Il fenomeno dell’emigrazione rappresenta un capitolo centrale nella storia dell’Italia post-unitaria, milioni di donne e di uomini che da tutte le regioni della nostra nazione emigrarono verso l’Europa o le più lontane mete al di là degli oceani, in cerca di lavoro e di nuove possibilità di vita per sé e per le proprie famiglie. Anche la Provincia di Alessandria fu investita prepotentemente dal fenomeno migratorio: tra Ottocento e primi decenni del Novecento, presero la strada dell’estero quasi 300.000 alessandrini. E a loro, e ai discendenti, la Provincia di Alessandria, ha dedicato una lezione spettacolo che intende proporre un messaggio preciso: quella storia non va dimenticata, e aiuta anche a capire e a confrontarci con il fenomeno contemporaneo dell’immigrazione extracomunitaria. Io parto per la Merica, costruita su un’alternanza di testimonianze, musiche, immagini e filmati, ricostruisce la vicenda storica dell’emigrazione alessandrina utilizzando come filo conduttore i racconti diretti dei protagonisti di quel grande esodo. È interpretata per la parte musicale da Stefano Valla, piffero e voce, e Daniele Scurati, fisarmonica e voce, duo noto a livello europeo per il lavoro di ricerca e di riproposizione in ambito etnomusicale; li affiancheranno, per la parte narrativa, Roberto Botta, Francesca Liotta e Antonio Santopietro.
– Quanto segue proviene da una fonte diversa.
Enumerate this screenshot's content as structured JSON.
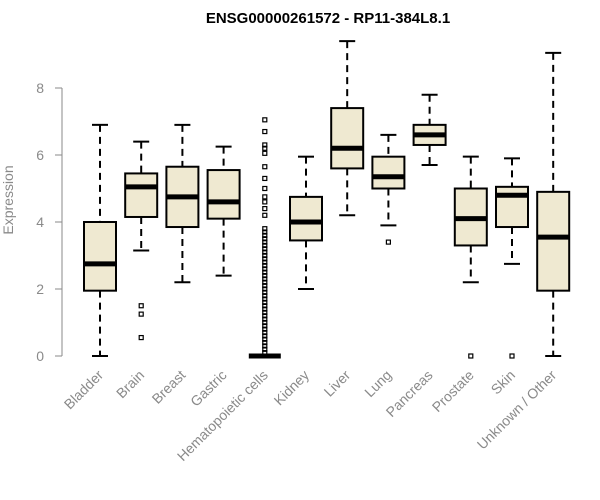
{
  "chart_data": {
    "type": "boxplot",
    "title": "ENSG00000261572 - RP11-384L8.1",
    "xlabel": "",
    "ylabel": "Expression",
    "ylim": [
      0,
      9.5
    ],
    "yticks": [
      0,
      2,
      4,
      6,
      8
    ],
    "box_color": "#efe9d1",
    "line_color": "#000000",
    "categories": [
      "Bladder",
      "Brain",
      "Breast",
      "Gastric",
      "Hematopoietic cells",
      "Kidney",
      "Liver",
      "Lung",
      "Pancreas",
      "Prostate",
      "Skin",
      "Unknown / Other"
    ],
    "boxes": [
      {
        "name": "Bladder",
        "min": 0.0,
        "q1": 1.95,
        "median": 2.75,
        "q3": 4.0,
        "max": 6.9,
        "outliers": []
      },
      {
        "name": "Brain",
        "min": 3.15,
        "q1": 4.15,
        "median": 5.05,
        "q3": 5.45,
        "max": 6.4,
        "outliers": [
          1.5,
          1.25,
          0.55
        ]
      },
      {
        "name": "Breast",
        "min": 2.2,
        "q1": 3.85,
        "median": 4.75,
        "q3": 5.65,
        "max": 6.9,
        "outliers": []
      },
      {
        "name": "Gastric",
        "min": 2.4,
        "q1": 4.1,
        "median": 4.6,
        "q3": 5.55,
        "max": 6.25,
        "outliers": []
      },
      {
        "name": "Hematopoietic cells",
        "min": 0.0,
        "q1": 0.0,
        "median": 0.0,
        "q3": 0.0,
        "max": 0.0,
        "outliers": [
          7.05,
          6.7,
          6.3,
          6.2,
          6.05,
          5.65,
          5.3,
          5.0,
          4.75,
          4.6,
          4.4,
          4.2,
          3.8,
          3.7,
          3.6,
          3.5,
          3.4,
          3.3,
          3.2,
          3.1,
          3.0,
          2.9,
          2.8,
          2.7,
          2.6,
          2.5,
          2.4,
          2.3,
          2.2,
          2.1,
          2.0,
          1.9,
          1.8,
          1.7,
          1.6,
          1.5,
          1.4,
          1.3,
          1.2,
          1.1,
          1.0,
          0.9,
          0.8,
          0.7,
          0.6,
          0.5,
          0.4,
          0.3,
          0.2,
          0.1
        ]
      },
      {
        "name": "Kidney",
        "min": 2.0,
        "q1": 3.45,
        "median": 4.0,
        "q3": 4.75,
        "max": 5.95,
        "outliers": []
      },
      {
        "name": "Liver",
        "min": 4.2,
        "q1": 5.6,
        "median": 6.2,
        "q3": 7.4,
        "max": 9.4,
        "outliers": []
      },
      {
        "name": "Lung",
        "min": 3.9,
        "q1": 5.0,
        "median": 5.35,
        "q3": 5.95,
        "max": 6.6,
        "outliers": [
          3.4
        ]
      },
      {
        "name": "Pancreas",
        "min": 5.7,
        "q1": 6.3,
        "median": 6.6,
        "q3": 6.9,
        "max": 7.8,
        "outliers": []
      },
      {
        "name": "Prostate",
        "min": 2.2,
        "q1": 3.3,
        "median": 4.1,
        "q3": 5.0,
        "max": 5.95,
        "outliers": [
          0.0
        ]
      },
      {
        "name": "Skin",
        "min": 2.75,
        "q1": 3.85,
        "median": 4.8,
        "q3": 5.05,
        "max": 5.9,
        "outliers": [
          0.0
        ]
      },
      {
        "name": "Unknown / Other",
        "min": 0.0,
        "q1": 1.95,
        "median": 3.55,
        "q3": 4.9,
        "max": 9.05,
        "outliers": []
      }
    ]
  }
}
Andrea Cavalieri, bassista e contrabbassista, membro fondatore degli Yo Yo Mundi, gruppo con il quale dal 1988 ha tenuto più di 1000 concerti in Italia e all’estero, ha realizzato tredici album e collaborato con numerosi artisti tra i quali Ivano Fossati, Beppe Quirici, Lella Costa, Franco Battiato, Paolo Bonfanti, Gianni Maroccolo, Paolo Rossi, Beppe Rosso, Eugenio Finardi, Giuseppe Cederna, Massimo Carlotto, Grazia di Michele, Teresa De Sio, Michael Brook, Trey Gunn, Guy Kyser, Steve Whickam. Ha fondato insieme a Fabio Martino (fisarmonica) e Marcello Crocco (flauto traverso) l’Ensemble di Musiche Possibili, un piccolo gruppo di musica da strada e da camera con il quale ha realizzato due album e tenuto oltre cento concerti sul territorio nazionale.
Diego Pangolino, batterista, percussionista e studente di Musicoterapia, è insegnante di batteria e percussioni presso il PuntoD di Alessandria, suona e collabora con diversi gruppi ed artisti tra i quali, attualmente, Yo Yo Mundi, Deimos e Nevermind.